Elasticsearch Indexing Error Handling

An inserted document can be refused by Elasticsearch, most likely because of a mapping error, but also for load-related reasons. This chapter explains how you deal with this without loosing any data.

When activated by the reindex_failed_documents setting, the insertion errors will be converted to "error documents" and inserted into Elasticsearch in a more safe way (see following paragraphs).

If the reason why the Elasticsearch rejected the document insertion is NOT due to a mapping/field-type exception, but some other reason (such as too much load), then the Elasticsearch will NOT index this error as an "indexation error" into the "error" index, but will directly mark the original tuple as "failed" in order to try to replay it later. This behaviour can be altered by using the reindex_only_mapping_exceptions mapping (which is true by default when the reindexation is activated).

Error Index

First you need to tell the node to activate the indexing error storage, and which index the error documents must be sent. Use the reindex_failed_documents, reindex_only_mapping_exceptions and error_index property as shown next. By default, the reindex_failed_documents is set to "false":

{
  type: elasticsearch_output
  settings: {
    cluster_id: es_search
    reindex_failed_documents: true
    reindex_only_mapping_exceptions: true
    error_index: {
      type: daily
      prefix: mytenant-events-indexation-errors-
    }
    per_stream_settings: [
      ...
    ]
  }
}

Error Document content

The node will generate an error document based on the input tuple fields plus a timestamp (@timestamp by default). The rule is simple :

  • regular user fields : the content of these are escaped and put as json string property. The key is the corresponding key field.
  • punch reserved fields (i.e. starting with _ppf) : the content of these are put as is as json (string or numerical) property. The key is also the corresponding key field.
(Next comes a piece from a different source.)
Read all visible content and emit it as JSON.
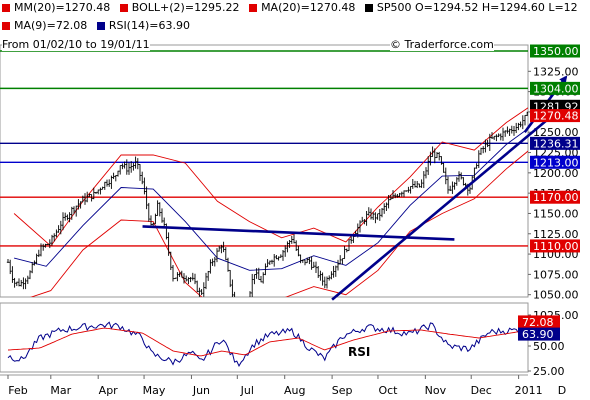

Here is an example : say you receive this tuple:

[ "log": { "age": 23 , "ip": "not a valid ip" }, "_ppf_id": "12asyw" ]

Expecting the "log" field to hold the document to insert to elasticsearch. The node first attempt to write this into elasticsearch :

{ "age" : 23 , "ip" : "not a valid ip" }

It fails because, in this case, the field ip does not contains a valid ip address. The node will then insert into the specified error index the following document:

{
  "@timestamp" : "2018-05-24T13:47:32.642Z",
  "_ppf_id": "12asyw",
  "log" : "{\"age\": 23 , \"ip\": \"not a valid ip\" }"
}

This time the document will be accepted (as long as the error index mapping is properly defined of course).

Escaping strategy

To ensure error document will not be themselves refused, any user field is escaped (i.e. transformed in a plain string with all quotes and reserved json characters escaped). In contrast, reserved punchplatform fields (refer to IReservedFields) will be included as is. These can only contain safe strings with no risk to being refused by elasticsearch.

Rationale

Dealing with errors without loosing data is a complex issue. The punchplatform design ensures you will have, saved in elasticsearch, all the required fields to be able to :

  1. understand the error cause, and
  2. re-process the error documents using a replay topology that includes a simple punchlet.
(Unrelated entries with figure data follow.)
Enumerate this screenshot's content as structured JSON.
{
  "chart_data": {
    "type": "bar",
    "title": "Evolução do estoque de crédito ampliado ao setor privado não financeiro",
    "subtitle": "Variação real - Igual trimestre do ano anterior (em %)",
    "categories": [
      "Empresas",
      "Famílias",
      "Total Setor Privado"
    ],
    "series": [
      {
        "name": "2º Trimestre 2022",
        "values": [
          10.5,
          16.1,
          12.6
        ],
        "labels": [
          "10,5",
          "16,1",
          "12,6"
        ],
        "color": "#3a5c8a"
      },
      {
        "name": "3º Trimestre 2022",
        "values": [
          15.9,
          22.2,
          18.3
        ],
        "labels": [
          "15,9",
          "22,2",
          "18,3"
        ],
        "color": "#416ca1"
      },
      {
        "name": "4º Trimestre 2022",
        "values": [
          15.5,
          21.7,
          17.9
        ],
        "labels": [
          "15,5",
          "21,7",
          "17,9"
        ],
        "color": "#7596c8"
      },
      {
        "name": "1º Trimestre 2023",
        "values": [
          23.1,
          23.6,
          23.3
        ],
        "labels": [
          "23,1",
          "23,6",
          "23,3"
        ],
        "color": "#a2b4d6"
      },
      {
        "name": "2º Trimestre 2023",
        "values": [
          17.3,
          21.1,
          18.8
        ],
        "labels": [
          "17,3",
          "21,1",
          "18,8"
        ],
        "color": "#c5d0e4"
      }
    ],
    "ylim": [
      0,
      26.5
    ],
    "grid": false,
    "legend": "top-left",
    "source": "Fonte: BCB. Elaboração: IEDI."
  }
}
Since all the received fields are part of the error document, you must simply decide which ones are useful for your error handling.
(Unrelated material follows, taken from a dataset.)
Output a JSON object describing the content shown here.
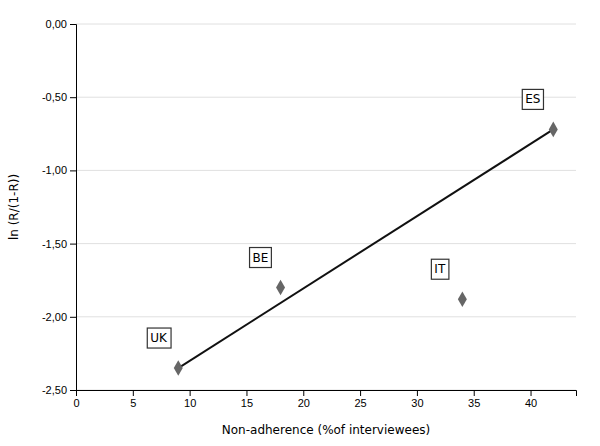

For example, it is a good idea to include the platform, tenant and channel information as part of it. Simply arrange to propagate the _ppf_platform, _ppf_tenant and _ppf_channel fields as part your stream. These will appear as searchable fields in your error elasticsearch index.

Failing strategy

You may want to avoid failing your tuple in case of indexation error, in order to keep your punchline running for example. To do that and keep track of the failing tuples, you can define a _ppf_errors stream in your publish settings. If such a stream exists, then your node will not fail tuple but ack them and send them to the _ppf_errors stream, in order to be processed.